Pasaport kelimesini özellikle kullandım. Çünkü AB tarafından yürütülen bir başka çalışma olan, ürünlerin sürdürülebilirliğine atıf yapan Dijital Ürün Pasaportu’nun da CE işareti uygulama sürecine entegre edilmesi öngörülmektedir. Diğer bir ifade ile uygunluk değerlendirme kuruluşlarının akreditasyonu, piyasa gözetimi ve CE işaretinin genel kurallarını ortaya koyan 765/2008 sayılı AB Yönetmeliği, eko-tasarım kuralları için de geçerli olacaktır. Bu çerçevede, CE işareti ilgili ürünün eko-tasarım kurallarına uygunluğuna da işaret edecektir. CE işaretinin alanının siber güvenlikle kalmayıp, eko-tasarım ilkeleri ile de genişleyeceğini şimdiden söyleyebiliriz.

CE işareti sürecinde olduğu gibi, uygunluk denetimini üreticilerin kendilerinin yapabildiği (iç kontrol) veya üçüncü taraflarca (onaylanmış kuruluşlar) uygunluk değerlendirme sürecinin işletildiği ve belgelendirildiği yapı Siber Dayanıklılık Tüzüğü’nün uygulama sürecinde de geçerli olacak.

Tüzüğe göre dijital unsurlar barındıran ürünlerin yaklaşık %90'ı için üreticinin uygunluk değerlendirmelerini kendisinin yapması yeterlidir. Kritik olarak ifade edilen ürünler genel kapsamın %10'u kadar olduğu tahmin ediliyor ve bunlar için “Uygunluk Değerlendirme Kuruluşları” tarafından değerlendirme süreçlerinin işletilmesi gerekiyor.

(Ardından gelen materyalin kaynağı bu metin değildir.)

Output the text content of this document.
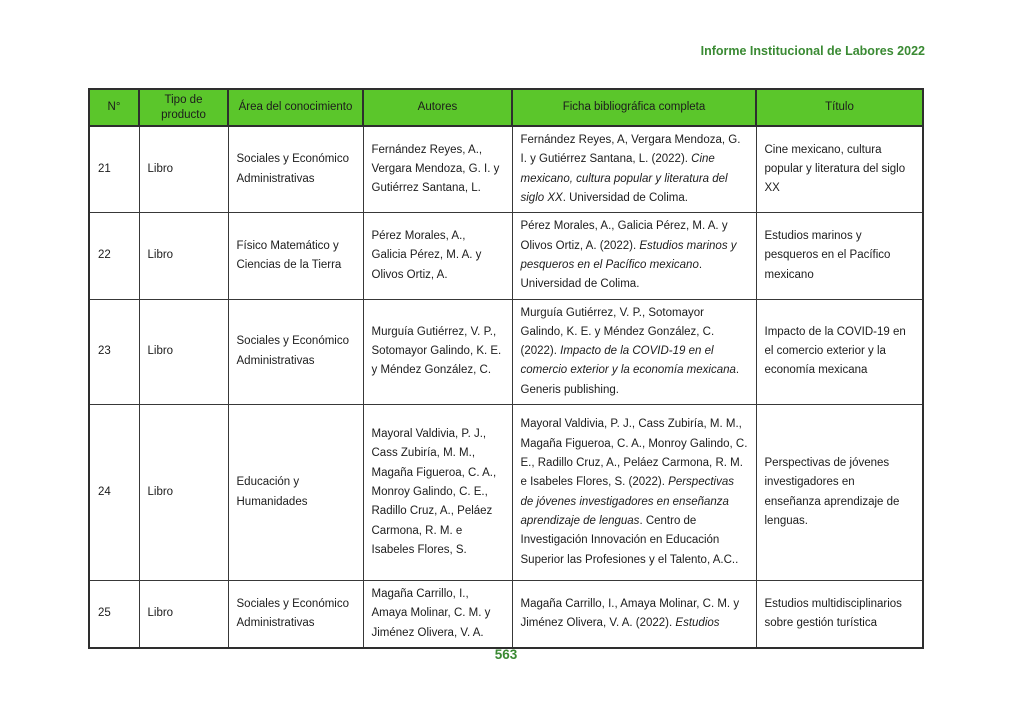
Informe Institucional de Labores 2022
N°	Tipo de producto	Área del conocimiento	Autores	Ficha bibliográfica completa	Título
21	Libro	Sociales y Económico Administrativas	Fernández Reyes, A., Vergara Mendoza, G. I. y Gutiérrez Santana, L.	Fernández Reyes, A, Vergara Mendoza, G. I. y Gutiérrez Santana, L. (2022). Cine mexicano, cultura popular y literatura del siglo XX. Universidad de Colima.	Cine mexicano, cultura popular y literatura del siglo XX
22	Libro	Físico Matemático y Ciencias de la Tierra	Pérez Morales, A., Galicia Pérez, M. A. y Olivos Ortiz, A.	Pérez Morales, A., Galicia Pérez, M. A. y Olivos Ortiz, A. (2022). Estudios marinos y pesqueros en el Pacífico mexicano. Universidad de Colima.	Estudios marinos y pesqueros en el Pacífico mexicano
23	Libro	Sociales y Económico Administrativas	Murguía Gutiérrez, V. P., Sotomayor Galindo, K. E. y Méndez González, C.	Murguía Gutiérrez, V. P., Sotomayor Galindo, K. E. y Méndez González, C. (2022). Impacto de la COVID-19 en el comercio exterior y la economía mexicana. Generis publishing.	Impacto de la COVID-19 en el comercio exterior y la economía mexicana
24	Libro	Educación y Humanidades	Mayoral Valdivia, P. J., Cass Zubiría, M. M., Magaña Figueroa, C. A., Monroy Galindo, C. E., Radillo Cruz, A., Peláez Carmona, R. M. e Isabeles Flores, S.	Mayoral Valdivia, P. J., Cass Zubiría, M. M., Magaña Figueroa, C. A., Monroy Galindo, C. E., Radillo Cruz, A., Peláez Carmona, R. M. e Isabeles Flores, S. (2022). Perspectivas de jóvenes investigadores en enseñanza aprendizaje de lenguas. Centro de Investigación Innovación en Educación Superior las Profesiones y el Talento, A.C..	Perspectivas de jóvenes investigadores en enseñanza aprendizaje de lenguas.
25	Libro	Sociales y Económico Administrativas	Magaña Carrillo, I., Amaya Molinar, C. M. y Jiménez Olivera, V. A.	Magaña Carrillo, I., Amaya Molinar, C. M. y Jiménez Olivera, V. A. (2022). Estudios	Estudios multidisciplinarios sobre gestión turística
563
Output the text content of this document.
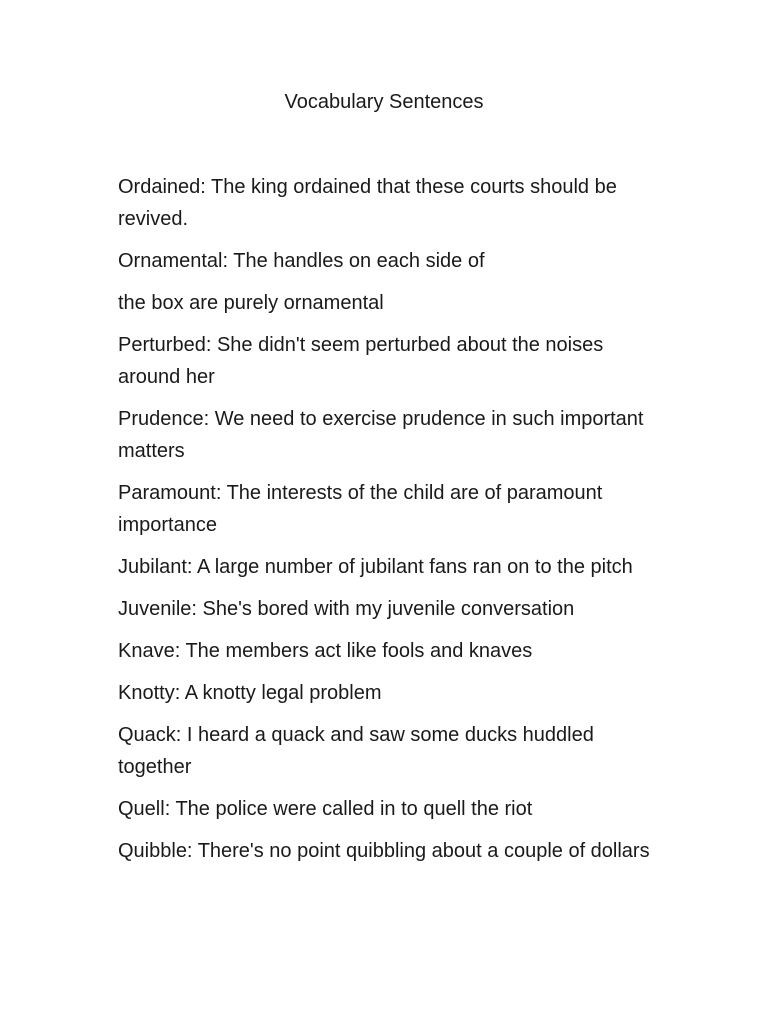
Vocabulary Sentences

Ordained: The king ordained that these courts should be revived.

Ornamental: The handles on each side of

the box are purely ornamental

Perturbed: She didn't seem perturbed about the noises around her

Prudence: We need to exercise prudence in such important matters

Paramount: The interests of the child are of paramount importance

Jubilant: A large number of jubilant fans ran on to the pitch

Juvenile: She's bored with my juvenile conversation

Knave: The members act like fools and knaves

Knotty: A knotty legal problem

Quack: I heard a quack and saw some ducks huddled together

Quell: The police were called in to quell the riot

Quibble: There's no point quibbling about a couple of dollars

Tüzüğün uygulanacağı ülkelerin sürecin yönetimi için “yetkili kuruluş, uygunluk değerlendirme kuruluşları/onaylanmış kuruluşlar ve piyasa gözetim ve denetim (PGD) otoriteleri” ni belirlemesi gerekiyor. Bunlar nedir, ne yapar kısmını da kısaca aktarmaya çalışayım.

Tüzüğün uygulanmasında kritik rollerden biri Piyasa Gözetim ve Denetim Otoritesi (PGD)’nde. Üye devletler bu hususta bir yada birden fazla PGD tayin edebilecek. PGD otoritesine ilişkin diğer hususları tüzüğün beşinci bölümünde (Chapter 5, Market Surveillance and Enforcement) buluyoruz.

PGD faaliyetlerinin en önemli amaçlarından biri piyasadaki “risk ve ciddi risk taşıyan ürünleri” tespit ederek önlem almak ve vatandaşların bu ürünlerden zarar görmesini engellemektir. PGD kuruluşları tarafından yürütülen denetimler neticesinde risk ve ciddi risk taşıdığı tespit edilen tüm ürünlere “düzeltici faaliyet”, “piyasaya arzı yasaklama/geçici olarak durdurma”, “geri çağırma”, “imha” gibi önlemlerden uygun olanların uygulanması gerekmektedir. Tüzük kapsamında dijital unsurlar taşıyan ürünlerde tespit edilen uygunsuzluklar için bu sayılan önlemlerle birlikte idari para cezası da uygulanabilecek.. Çok ciddi güvenlik zafiyeti var ise ürünün satışını yasaklama, piyasadan toplatma, imha vb. uygulamaları daha sık göreceğiz.

Yetkili Kuruluş (Notifying authority), uygunluk değerlendirme kuruluşlarının değerlendirilmesi, dizayn edilmesi ve yetkilendirilen uygunluk değerlendirme kuruluşlarının tüzüğün talep ettiği mercilere bildirilmesi ve bunların gözetimi için gerekli prosedürlerin oluşturulması ile uygulanmasından sorumlu olacaktır. Tüzüğün dördüncü bölümü (Chapter 4, Notification of Conformity Assessment Bodies) uygunluk değerlendirme kuruluşlarının ilan edilmesine ilişkin esasları içermektedir.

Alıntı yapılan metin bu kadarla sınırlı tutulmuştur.